As part of the curriculum at MIT, each mechanical engineering student must compete in the 2.007 Student Design Competition. The goal of the yearly competition is to design a robot that will battle another student’s robot in a pre-specified game. “Ballcano” was the game the year I competed in the competition. A table was setup with a ball dispenser that would release balls on to the table from an upper level. The goal of the game was to take as many balls as possible and place them into two holes located on the bottom level.
My robot, “Balls-Hogg” used a retractable channel to divert the balls from the top level onto a lined ramp down to the hole. It worked really well in the preliminary competition. During the class time competition, my robot scored the highest amount of points.

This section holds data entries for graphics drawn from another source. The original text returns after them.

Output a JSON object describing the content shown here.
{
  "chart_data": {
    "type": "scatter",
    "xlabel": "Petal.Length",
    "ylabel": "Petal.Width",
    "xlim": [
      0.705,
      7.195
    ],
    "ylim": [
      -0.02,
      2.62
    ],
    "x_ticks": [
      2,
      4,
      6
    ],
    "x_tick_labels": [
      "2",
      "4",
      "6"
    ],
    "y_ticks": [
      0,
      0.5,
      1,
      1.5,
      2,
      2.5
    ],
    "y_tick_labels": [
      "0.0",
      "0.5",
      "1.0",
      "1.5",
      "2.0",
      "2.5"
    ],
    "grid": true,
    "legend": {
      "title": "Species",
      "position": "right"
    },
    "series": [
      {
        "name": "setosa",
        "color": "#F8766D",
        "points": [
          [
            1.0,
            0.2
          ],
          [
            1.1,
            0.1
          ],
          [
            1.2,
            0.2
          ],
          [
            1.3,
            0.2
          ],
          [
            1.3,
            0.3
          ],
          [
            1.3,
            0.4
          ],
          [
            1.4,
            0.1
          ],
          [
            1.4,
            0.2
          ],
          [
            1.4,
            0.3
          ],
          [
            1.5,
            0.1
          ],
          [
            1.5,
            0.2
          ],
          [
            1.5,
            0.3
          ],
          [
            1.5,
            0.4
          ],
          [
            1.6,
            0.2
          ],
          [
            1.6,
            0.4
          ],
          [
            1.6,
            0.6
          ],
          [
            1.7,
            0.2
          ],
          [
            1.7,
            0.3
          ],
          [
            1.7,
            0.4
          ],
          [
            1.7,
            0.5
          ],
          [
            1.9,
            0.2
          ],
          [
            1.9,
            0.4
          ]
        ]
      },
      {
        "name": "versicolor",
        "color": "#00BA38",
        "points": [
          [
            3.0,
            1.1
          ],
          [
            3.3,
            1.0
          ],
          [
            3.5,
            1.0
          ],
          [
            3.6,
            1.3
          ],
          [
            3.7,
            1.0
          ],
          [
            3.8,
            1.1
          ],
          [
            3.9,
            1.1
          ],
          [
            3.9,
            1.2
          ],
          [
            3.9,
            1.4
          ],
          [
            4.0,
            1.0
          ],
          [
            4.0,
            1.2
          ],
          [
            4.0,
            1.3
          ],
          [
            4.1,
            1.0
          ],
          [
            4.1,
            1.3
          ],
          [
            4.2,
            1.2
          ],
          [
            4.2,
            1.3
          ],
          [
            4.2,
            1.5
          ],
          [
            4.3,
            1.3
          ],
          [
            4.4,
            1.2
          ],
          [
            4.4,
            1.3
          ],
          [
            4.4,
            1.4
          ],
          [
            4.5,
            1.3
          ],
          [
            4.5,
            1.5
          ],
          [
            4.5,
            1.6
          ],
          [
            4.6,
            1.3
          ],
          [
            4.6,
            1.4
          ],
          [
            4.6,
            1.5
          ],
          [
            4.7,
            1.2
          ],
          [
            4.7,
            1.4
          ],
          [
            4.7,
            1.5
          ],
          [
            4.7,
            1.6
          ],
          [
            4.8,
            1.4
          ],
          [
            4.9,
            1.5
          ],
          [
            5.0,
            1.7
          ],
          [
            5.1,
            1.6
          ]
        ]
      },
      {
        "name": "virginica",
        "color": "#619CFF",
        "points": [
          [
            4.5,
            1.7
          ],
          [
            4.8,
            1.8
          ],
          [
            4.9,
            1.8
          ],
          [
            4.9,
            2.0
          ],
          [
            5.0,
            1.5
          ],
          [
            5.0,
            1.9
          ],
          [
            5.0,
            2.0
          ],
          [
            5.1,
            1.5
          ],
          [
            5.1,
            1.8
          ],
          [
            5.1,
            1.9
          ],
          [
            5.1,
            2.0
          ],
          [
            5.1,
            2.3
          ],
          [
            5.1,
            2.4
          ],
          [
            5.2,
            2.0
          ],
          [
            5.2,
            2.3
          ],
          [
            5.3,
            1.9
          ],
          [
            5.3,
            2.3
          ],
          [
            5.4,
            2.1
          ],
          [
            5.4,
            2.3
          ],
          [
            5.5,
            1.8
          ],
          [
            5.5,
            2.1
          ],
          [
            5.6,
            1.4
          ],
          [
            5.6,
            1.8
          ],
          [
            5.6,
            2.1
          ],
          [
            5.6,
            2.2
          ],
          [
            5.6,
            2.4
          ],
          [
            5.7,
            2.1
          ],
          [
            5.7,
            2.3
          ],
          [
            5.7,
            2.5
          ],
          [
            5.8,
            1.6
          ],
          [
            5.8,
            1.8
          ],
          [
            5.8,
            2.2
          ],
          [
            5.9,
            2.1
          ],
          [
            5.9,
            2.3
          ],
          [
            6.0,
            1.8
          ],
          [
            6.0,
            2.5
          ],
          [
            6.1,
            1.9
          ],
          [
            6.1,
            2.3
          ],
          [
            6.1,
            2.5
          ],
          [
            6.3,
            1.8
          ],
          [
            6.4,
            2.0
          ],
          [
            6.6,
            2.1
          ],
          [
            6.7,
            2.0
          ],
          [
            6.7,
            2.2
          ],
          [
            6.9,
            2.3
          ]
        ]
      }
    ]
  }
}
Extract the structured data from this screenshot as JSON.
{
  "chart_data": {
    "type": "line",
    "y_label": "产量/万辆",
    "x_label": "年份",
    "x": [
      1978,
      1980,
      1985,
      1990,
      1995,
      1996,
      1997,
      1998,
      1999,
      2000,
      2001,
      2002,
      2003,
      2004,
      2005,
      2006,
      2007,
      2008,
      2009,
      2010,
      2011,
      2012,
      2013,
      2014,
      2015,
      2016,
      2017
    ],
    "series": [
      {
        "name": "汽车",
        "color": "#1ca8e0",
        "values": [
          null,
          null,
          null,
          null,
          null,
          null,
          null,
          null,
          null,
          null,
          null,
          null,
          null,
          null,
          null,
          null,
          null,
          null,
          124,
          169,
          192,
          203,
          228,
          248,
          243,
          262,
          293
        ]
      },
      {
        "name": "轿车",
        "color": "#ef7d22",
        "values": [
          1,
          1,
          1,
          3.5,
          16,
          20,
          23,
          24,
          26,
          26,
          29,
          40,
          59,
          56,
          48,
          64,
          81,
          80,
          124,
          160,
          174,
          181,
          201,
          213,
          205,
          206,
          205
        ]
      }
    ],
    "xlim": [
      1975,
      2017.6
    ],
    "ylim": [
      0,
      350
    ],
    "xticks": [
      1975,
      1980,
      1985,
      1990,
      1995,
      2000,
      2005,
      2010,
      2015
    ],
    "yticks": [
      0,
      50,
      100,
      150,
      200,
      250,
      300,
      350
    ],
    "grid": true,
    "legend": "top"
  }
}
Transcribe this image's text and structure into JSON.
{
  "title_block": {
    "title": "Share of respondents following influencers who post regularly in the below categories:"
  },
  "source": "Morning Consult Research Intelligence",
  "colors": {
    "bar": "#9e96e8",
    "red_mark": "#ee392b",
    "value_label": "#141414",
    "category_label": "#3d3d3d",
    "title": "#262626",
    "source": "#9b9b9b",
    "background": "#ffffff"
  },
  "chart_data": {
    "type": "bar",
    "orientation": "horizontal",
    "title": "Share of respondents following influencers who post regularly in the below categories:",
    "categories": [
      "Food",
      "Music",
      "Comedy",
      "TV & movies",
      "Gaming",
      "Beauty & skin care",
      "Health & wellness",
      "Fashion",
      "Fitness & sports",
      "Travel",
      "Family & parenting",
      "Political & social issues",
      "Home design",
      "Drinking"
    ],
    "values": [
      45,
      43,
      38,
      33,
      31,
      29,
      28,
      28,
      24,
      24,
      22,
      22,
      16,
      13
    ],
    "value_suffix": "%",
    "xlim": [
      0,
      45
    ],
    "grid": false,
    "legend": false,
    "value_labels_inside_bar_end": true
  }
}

During the first round of final competition, Balls-Hogg scored the most points of any robot. I was confident that Balls Hogg was going to do well but, like most engineers, I couldn’t stop tweaking my robot. I thought that if I adjusted one of the ramp cables I could produce a few more points. It turns out that this design change was a fatal mistake in the competition. When I competed in the next round the cable came loose and completely blocked the hole eliminating my chance at winning.
I tell all the students I teach this story as a warning and a lesson. “Don’t mess with something that is working,” especially right before you compete. Since then I have seen this situation happen countless times to students and colleagues and on occasion still to myself. But if you try to stick with this rule, you will save yourself a lot of disappointment.